- Directed by: Alain Chartrand
- Written by: Claude Meunier
- Produced by: Roger Frappier Pierre Gendron
- Starring: Claude Meunier Serge Thériault
- Cinematography: Karol Ike
- Edited by: François Gill
- Music by: Jean-Marie Benoît Yves Lapierre
- Production company: Max Films
- Distributed by: Cineplex Odeon
- Release date: September 5, 1990;
- Running time: 96 minutes
- Country: Canada
- Language: French

= Ding et Dong =

Ding et Dong was a Canadian comedy duo from Quebec, consisting of Serge Thériault as "Ding" and Claude Meunier as "Dong". They are most noted for their eponymous 1990 comedy film, which was based on their prior stage show.
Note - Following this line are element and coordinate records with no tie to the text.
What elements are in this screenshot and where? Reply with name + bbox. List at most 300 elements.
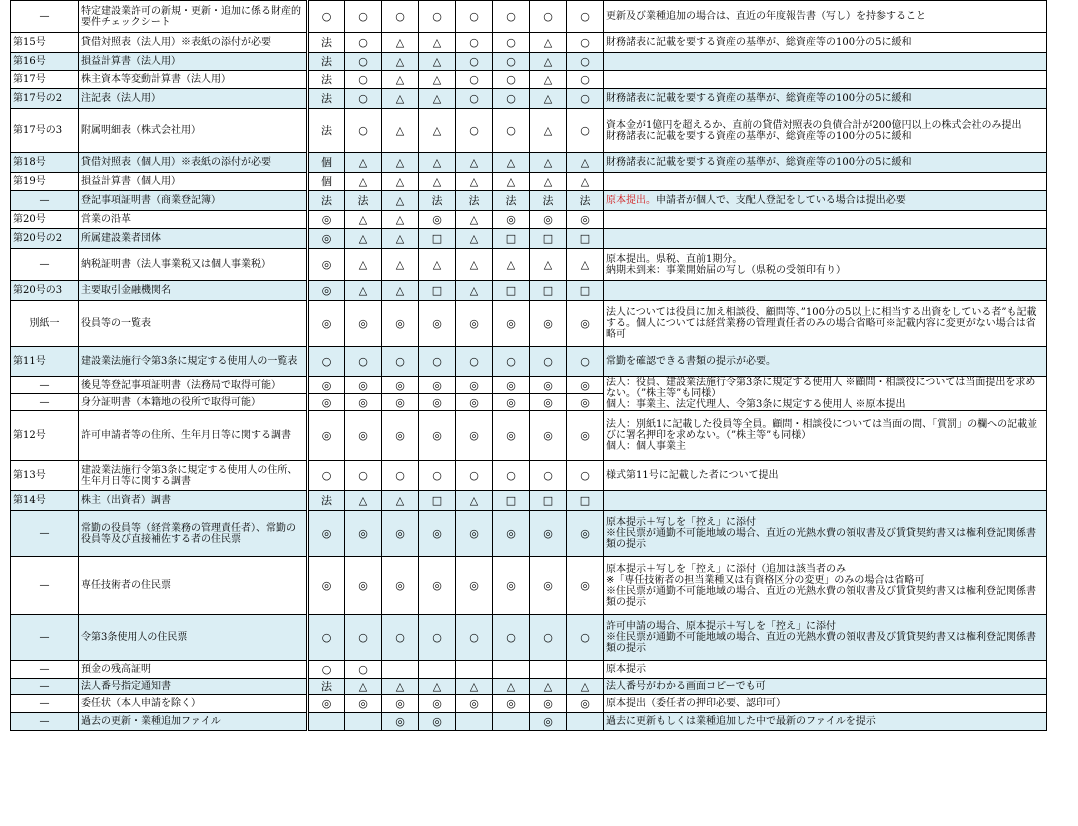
requirement-mark-cell: ○ [567,461,604,491]
requirement-mark-cell: ◎ [493,695,530,713]
requirement-mark-cell: △ [419,71,456,89]
requirement-mark-cell: ◎ [308,695,345,713]
requirement-mark-cell: ◎ [345,511,382,557]
requirement-mark-cell: △ [382,53,419,71]
requirement-mark-cell: ◎ [493,211,530,229]
requirement-mark-cell: △ [382,491,419,511]
requirement-mark-cell [567,661,604,679]
note-text: 申請者が個人で、支配人登記をしている場合は提出必要 [656,195,906,206]
requirement-mark-cell: △ [493,173,530,191]
requirement-mark-cell: ○ [567,109,604,153]
requirement-mark-cell: △ [419,173,456,191]
requirement-mark-cell: △ [530,249,567,281]
requirement-mark-cell: 法 [567,191,604,211]
requirement-mark-cell: ○ [493,615,530,661]
form-number-cell: 第19号 [11,173,79,191]
form-number-cell: 第20号の2 [11,229,79,249]
requirement-mark-cell [456,661,493,679]
requirement-mark-cell: ○ [493,461,530,491]
form-number-cell: 第15号 [11,33,79,53]
requirement-mark-cell: ◎ [345,557,382,615]
requirement-mark-cell: △ [345,229,382,249]
requirement-mark-cell: ○ [567,347,604,377]
requirement-mark-cell: 個 [308,173,345,191]
requirement-mark-cell: ○ [345,661,382,679]
form-number-cell: 第17号の3 [11,109,79,153]
requirement-mark-cell: ○ [456,347,493,377]
requirement-mark-cell: △ [419,89,456,109]
form-number-cell: — [11,1,79,33]
requirement-mark-cell: △ [456,229,493,249]
form-number-cell: 第16号 [11,53,79,71]
requirement-mark-cell: ○ [308,347,345,377]
requirement-mark-cell: ◎ [456,557,493,615]
table-row [11,491,1047,511]
requirement-mark-cell: △ [419,249,456,281]
document-name-cell: 貸借対照表（法人用）※表紙の添付が必要 [79,33,308,53]
requirement-mark-cell: □ [530,491,567,511]
requirement-mark-cell: □ [419,491,456,511]
table-row [11,89,1047,109]
merged-note-cell: 法人：役員、建設業法施行令第3条に規定する使用人 ※顧問・相談役については当面提出を求めない。（”株主等”も同様） 個人：事業主、法定代理人、令第3条に規定する使用人 ※原本提出 [604,377,1047,411]
requirement-mark-cell: □ [419,229,456,249]
requirement-mark-cell: △ [382,173,419,191]
document-name-cell: 特定建設業許可の新規・更新・追加に係る財産的要件チェックシート [79,1,308,33]
document-name-cell: 令第3条使用人の住民票 [79,615,308,661]
requirement-mark-cell: △ [567,679,604,695]
requirement-mark-cell: ○ [456,89,493,109]
table-row [11,249,1047,281]
requirement-mark-cell: ◎ [345,695,382,713]
form-number-cell: 第11号 [11,347,79,377]
requirement-mark-cell: △ [382,679,419,695]
requirement-mark-cell: ◎ [567,411,604,461]
table-row [11,679,1047,695]
requirement-mark-cell: ◎ [382,394,419,411]
form-number-cell: 第20号の3 [11,281,79,301]
table-row [11,1,1047,33]
requirement-mark-cell: △ [530,53,567,71]
form-number-cell: 第18号 [11,153,79,173]
requirement-mark-cell [419,661,456,679]
note-cell: 財務諸表に記載を要する資産の基準が、総資産等の100分の5に緩和 [604,89,1047,109]
requirement-mark-cell: □ [567,491,604,511]
table-row [11,153,1047,173]
requirement-mark-cell: △ [345,679,382,695]
requirement-mark-cell: ◎ [530,511,567,557]
requirement-mark-cell: ○ [567,615,604,661]
note-cell: 原本提示＋写しを「控え」に添付 ※住民票が通勤不可能地域の場合、直近の光熱水費の領収書及び賃貸契約書又は権利登記関係書類の提示 [604,511,1047,557]
requirement-mark-cell [345,713,382,731]
requirement-mark-cell: ◎ [382,301,419,347]
form-number-cell: — [11,695,79,713]
document-name-cell: 過去の更新・業種追加ファイル [79,713,308,731]
requirement-mark-cell: ◎ [456,394,493,411]
note-cell [604,211,1047,229]
requirement-mark-cell: △ [530,33,567,53]
requirement-mark-cell: ◎ [530,695,567,713]
requirement-mark-cell: ◎ [308,557,345,615]
requirement-mark-cell: ◎ [419,211,456,229]
requirement-mark-cell: ◎ [567,511,604,557]
table-row [11,229,1047,249]
requirement-mark-cell: ◎ [567,211,604,229]
requirement-mark-cell: ○ [308,1,345,33]
requirement-mark-cell: □ [530,229,567,249]
requirement-mark-cell [493,661,530,679]
note-cell: 原本提出（委任者の押印必要、認印可） [604,695,1047,713]
requirement-mark-cell: ○ [567,89,604,109]
note-cell: 財務諸表に記載を要する資産の基準が、総資産等の100分の5に緩和 [604,153,1047,173]
requirement-mark-cell: ○ [382,615,419,661]
requirement-mark-cell: 法 [308,679,345,695]
form-number-cell: 第13号 [11,461,79,491]
requirement-mark-cell: △ [419,33,456,53]
requirement-mark-cell: ◎ [530,713,567,731]
requirement-mark-cell: ○ [456,615,493,661]
requirement-mark-cell [456,713,493,731]
form-number-cell: — [11,557,79,615]
document-name-cell: 建設業法施行令第3条に規定する使用人の一覧表 [79,347,308,377]
requirement-mark-cell: 法 [419,191,456,211]
table-row [11,301,1047,347]
requirement-mark-cell: △ [530,109,567,153]
form-number-cell: 第14号 [11,491,79,511]
requirement-mark-cell: ◎ [456,411,493,461]
requirement-mark-cell: □ [567,229,604,249]
document-name-cell: 登記事項証明書（商業登記簿） [79,191,308,211]
requirement-mark-cell: △ [567,173,604,191]
requirement-mark-cell: ◎ [345,301,382,347]
requirement-mark-cell: ○ [382,347,419,377]
requirement-mark-cell [530,661,567,679]
requirement-mark-cell: ○ [345,615,382,661]
note-cell [604,71,1047,89]
requirement-mark-cell: ○ [530,615,567,661]
table-row [11,661,1047,679]
document-name-cell: 許可申請者等の住所、生年月日等に関する調書 [79,411,308,461]
requirement-mark-cell: △ [345,249,382,281]
requirement-mark-cell: △ [382,33,419,53]
requirement-mark-cell: ○ [308,615,345,661]
requirement-mark-cell: △ [382,153,419,173]
document-name-cell: 預金の残高証明 [79,661,308,679]
note-cell [604,173,1047,191]
table-row [11,615,1047,661]
requirement-mark-cell: ○ [419,461,456,491]
note-cell [604,281,1047,301]
requirement-mark-cell: ◎ [382,557,419,615]
requirement-mark-cell: △ [382,89,419,109]
requirement-mark-cell: ○ [493,53,530,71]
requirement-mark-cell: ◎ [567,394,604,411]
requirement-mark-cell: ○ [419,615,456,661]
requirement-mark-cell: ◎ [493,557,530,615]
requirement-mark-cell: ◎ [530,377,567,394]
requirement-mark-cell: △ [567,249,604,281]
requirement-mark-cell: △ [382,109,419,153]
table-row [11,713,1047,731]
note-cell: 資本金が1億円を超えるか、直前の貸借対照表の負債合計が200億円以上の株式会社のみ提出 財務諸表に記載を要する資産の基準が、総資産等の100分の5に緩和 [604,109,1047,153]
form-number-cell: — [11,377,79,394]
requirement-mark-cell: △ [382,191,419,211]
form-number-cell: 第17号の2 [11,89,79,109]
requirement-mark-cell: △ [382,229,419,249]
requirement-mark-cell: ○ [345,89,382,109]
requirement-mark-cell: ○ [382,1,419,33]
requirement-mark-cell: □ [493,281,530,301]
document-name-cell: 身分証明書（本籍地の役所で取得可能） [79,394,308,411]
requirement-mark-cell: ○ [345,347,382,377]
requirement-mark-cell: ◎ [567,557,604,615]
requirement-mark-cell: 法 [308,89,345,109]
requirement-mark-cell: ◎ [419,695,456,713]
table-row [11,211,1047,229]
document-name-cell: 法人番号指定通知書 [79,679,308,695]
form-number-cell: 第17号 [11,71,79,89]
requirement-mark-cell: △ [456,281,493,301]
requirement-mark-cell: ◎ [493,394,530,411]
requirement-mark-cell: 法 [308,491,345,511]
requirement-mark-cell: ◎ [456,695,493,713]
requirement-mark-cell: ◎ [456,377,493,394]
document-name-cell: 営業の沿革 [79,211,308,229]
requirement-mark-cell: ○ [456,109,493,153]
requirement-mark-cell: ◎ [456,301,493,347]
document-name-cell: 損益計算書（個人用） [79,173,308,191]
table-row [11,557,1047,615]
requirement-mark-cell: □ [419,281,456,301]
requirement-mark-cell: ○ [345,71,382,89]
requirement-mark-cell: ◎ [345,411,382,461]
form-number-cell: — [11,511,79,557]
requirement-mark-cell: ○ [493,33,530,53]
requirement-mark-cell: ◎ [345,377,382,394]
note-cell: 法人番号がわかる画面コピーでも可 [604,679,1047,695]
requirement-mark-cell: △ [382,71,419,89]
requirement-mark-cell: ○ [493,347,530,377]
requirement-mark-cell: ○ [345,53,382,71]
note-cell: 法人：別紙1に記載した役員等全員。顧問・相談役については当面の間、「賞罰」の欄への記載並びに署名押印を求めない。（”株主等”も同様） 個人：個人事業主 [604,411,1047,461]
requirement-mark-cell: ○ [456,33,493,53]
requirement-mark-cell: △ [382,211,419,229]
requirement-mark-cell: ○ [345,109,382,153]
requirement-mark-cell: 個 [308,153,345,173]
requirement-mark-cell: ◎ [530,301,567,347]
requirement-mark-cell: △ [530,173,567,191]
requirement-mark-cell: □ [493,229,530,249]
requirement-mark-cell: ◎ [530,211,567,229]
document-name-cell: 主要取引金融機関名 [79,281,308,301]
requirement-mark-cell: ○ [493,71,530,89]
note-cell: 原本提示＋写しを「控え」に添付（追加は該当者のみ ※「専任技術者の担当業種又は有資格区分の変更」のみの場合は省略可 ※住民票が通勤不可能地域の場合、直近の光熱水費の領収書及び賃貸契約書又は権利登記関係書類の提示 [604,557,1047,615]
table-row [11,109,1047,153]
requirement-mark-cell: □ [493,491,530,511]
requirement-mark-cell [493,713,530,731]
document-name-cell: 附属明細表（株式会社用） [79,109,308,153]
requirement-mark-cell: 法 [308,191,345,211]
table-row [11,377,1047,394]
requirement-mark-cell: ○ [567,71,604,89]
requirement-mark-cell: △ [345,153,382,173]
form-number-cell: 別紙一 [11,301,79,347]
document-name-cell: 注記表（法人用） [79,89,308,109]
requirement-mark-cell: ◎ [308,301,345,347]
table-row [11,53,1047,71]
requirement-mark-cell: ◎ [567,377,604,394]
requirement-mark-cell: ◎ [493,377,530,394]
requirement-mark-cell: ○ [493,1,530,33]
requirement-mark-cell: ◎ [419,301,456,347]
form-number-cell: — [11,249,79,281]
requirement-mark-cell: ◎ [419,713,456,731]
table-row [11,33,1047,53]
form-number-cell: 第20号 [11,211,79,229]
table-row [11,71,1047,89]
form-number-cell: — [11,615,79,661]
requirement-mark-cell: ◎ [382,411,419,461]
requirement-mark-cell: △ [530,153,567,173]
requirement-mark-cell [567,713,604,731]
requirement-mark-cell: ○ [382,461,419,491]
note-cell: 財務諸表に記載を要する資産の基準が、総資産等の100分の5に緩和 [604,33,1047,53]
requirement-mark-cell: ◎ [308,249,345,281]
table-row [11,191,1047,211]
requirement-mark-cell [308,713,345,731]
requirement-mark-cell: △ [382,281,419,301]
requirement-mark-cell: ○ [567,53,604,71]
requirement-mark-cell: △ [419,109,456,153]
form-number-cell: — [11,394,79,411]
requirement-mark-cell: ○ [419,1,456,33]
requirement-mark-cell: △ [419,153,456,173]
requirement-mark-cell: ○ [493,109,530,153]
document-name-cell: 貸借対照表（個人用）※表紙の添付が必要 [79,153,308,173]
requirement-mark-cell: ◎ [419,411,456,461]
note-cell [604,491,1047,511]
requirement-mark-cell: 法 [308,33,345,53]
requirement-mark-cell: △ [382,249,419,281]
requirement-mark-cell: △ [456,679,493,695]
requirement-mark-cell: ◎ [530,557,567,615]
requirement-mark-cell: △ [456,153,493,173]
requirement-mark-cell: ◎ [308,411,345,461]
requirement-mark-cell: ○ [530,1,567,33]
requirement-mark-cell: ◎ [382,695,419,713]
requirement-mark-cell: ◎ [530,411,567,461]
requirement-mark-cell: ○ [530,461,567,491]
table-row [11,173,1047,191]
requirement-mark-cell: △ [567,153,604,173]
requirement-mark-cell: ◎ [382,511,419,557]
requirement-mark-cell: ◎ [308,511,345,557]
requirement-mark-cell: ○ [567,1,604,33]
requirement-mark-cell: △ [493,679,530,695]
requirement-mark-cell: △ [345,281,382,301]
requirement-mark-cell: ○ [456,53,493,71]
requirement-mark-cell: 法 [456,191,493,211]
requirement-mark-cell: △ [345,211,382,229]
document-name-cell: 常勤の役員等（経営業務の管理責任者）、常勤の役員等及び直接補佐する者の住民票 [79,511,308,557]
requirement-mark-cell: ◎ [456,511,493,557]
table-row [11,347,1047,377]
note-cell: 原本提示 [604,661,1047,679]
requirement-mark-cell: ◎ [308,229,345,249]
form-number-cell: 第12号 [11,411,79,461]
requirement-mark-cell: ◎ [308,377,345,394]
requirement-mark-cell [382,661,419,679]
document-name-cell: 建設業法施行令第3条に規定する使用人の住所、生年月日等に関する調書 [79,461,308,491]
requirement-mark-cell: ○ [456,1,493,33]
requirement-mark-cell: ◎ [567,695,604,713]
requirement-mark-cell: 法 [308,53,345,71]
requirement-mark-cell: △ [530,679,567,695]
requirement-mark-cell: ◎ [345,394,382,411]
document-name-cell: 専任技術者の住民票 [79,557,308,615]
form-number-cell: — [11,713,79,731]
table-row [11,511,1047,557]
requirement-mark-cell: ○ [308,461,345,491]
requirement-mark-cell: △ [530,89,567,109]
requirement-mark-cell: ○ [567,33,604,53]
requirement-mark-cell: ◎ [308,211,345,229]
note-cell: 更新及び業種追加の場合は、直近の年度報告書（写し）を持参すること [604,1,1047,33]
requirement-mark-cell: ◎ [530,394,567,411]
requirement-mark-cell: ○ [456,71,493,89]
form-number-cell: — [11,191,79,211]
requirement-mark-cell: ◎ [419,557,456,615]
form-number-cell: — [11,661,79,679]
document-name-cell: 所属建設業者団体 [79,229,308,249]
requirement-mark-cell: △ [530,71,567,89]
requirement-mark-cell: ◎ [308,394,345,411]
table-row [11,695,1047,713]
requirement-mark-cell: ◎ [567,301,604,347]
requirement-mark-cell: △ [456,491,493,511]
requirement-mark-cell: ○ [530,347,567,377]
document-checklist-table [10,0,1047,731]
note-cell [604,229,1047,249]
requirement-mark-cell: □ [530,281,567,301]
requirement-mark-cell: △ [419,679,456,695]
requirement-mark-cell: △ [456,211,493,229]
document-name-cell: 役員等の一覧表 [79,301,308,347]
requirement-mark-cell: ○ [345,461,382,491]
requirement-mark-cell: ◎ [493,411,530,461]
requirement-mark-cell: ○ [456,461,493,491]
requirement-mark-cell: △ [493,249,530,281]
requirement-mark-cell: 法 [308,71,345,89]
note-cell: 過去に更新もしくは業種追加した中で最新のファイルを提示 [604,713,1047,731]
note-cell: 常勤を確認できる書類の提示が必要。 [604,347,1047,377]
note-cell: 様式第11号に記載した者について提出 [604,461,1047,491]
note-cell [604,191,1047,211]
emphasis-text: 原本提出。 [606,195,656,206]
requirement-mark-cell: ◎ [419,511,456,557]
document-name-cell: 後見等登記事項証明書（法務局で取得可能） [79,377,308,394]
requirement-mark-cell: 法 [530,191,567,211]
form-number-cell: — [11,679,79,695]
note-cell: 許可申請の場合、原本提示＋写しを「控え」に添付 ※住民票が通勤不可能地域の場合、直近の光熱水費の領収書及び賃貸契約書又は権利登記関係書類の提示 [604,615,1047,661]
table-row [11,411,1047,461]
requirement-mark-cell: △ [456,173,493,191]
requirement-mark-cell: ○ [419,347,456,377]
requirement-mark-cell: △ [419,53,456,71]
document-name-cell: 株主（出資者）調書 [79,491,308,511]
requirement-mark-cell: △ [493,153,530,173]
requirement-mark-cell: ◎ [493,301,530,347]
document-name-cell: 委任状（本人申請を除く） [79,695,308,713]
In the film, Ding and Dong are aspiring comedians, who begin performing door-to-door comedy shows but find their collaboration threatened when a wealthy dying man names them as the heirs in his will, leaving them $30 million toward the creation of their own theatre company and thus sparking creative disagreements between the two as to their future direction. The film's cast also includes Raymond Bouchard, Jean Lapointe, Yves Pelletier, Linda Sorgini, Jean-Pierre Bergeron and Anne Dorval.

At the 12th Genie Awards, the film won the Golden Reel Award as the top-grossing Canadian film of the year.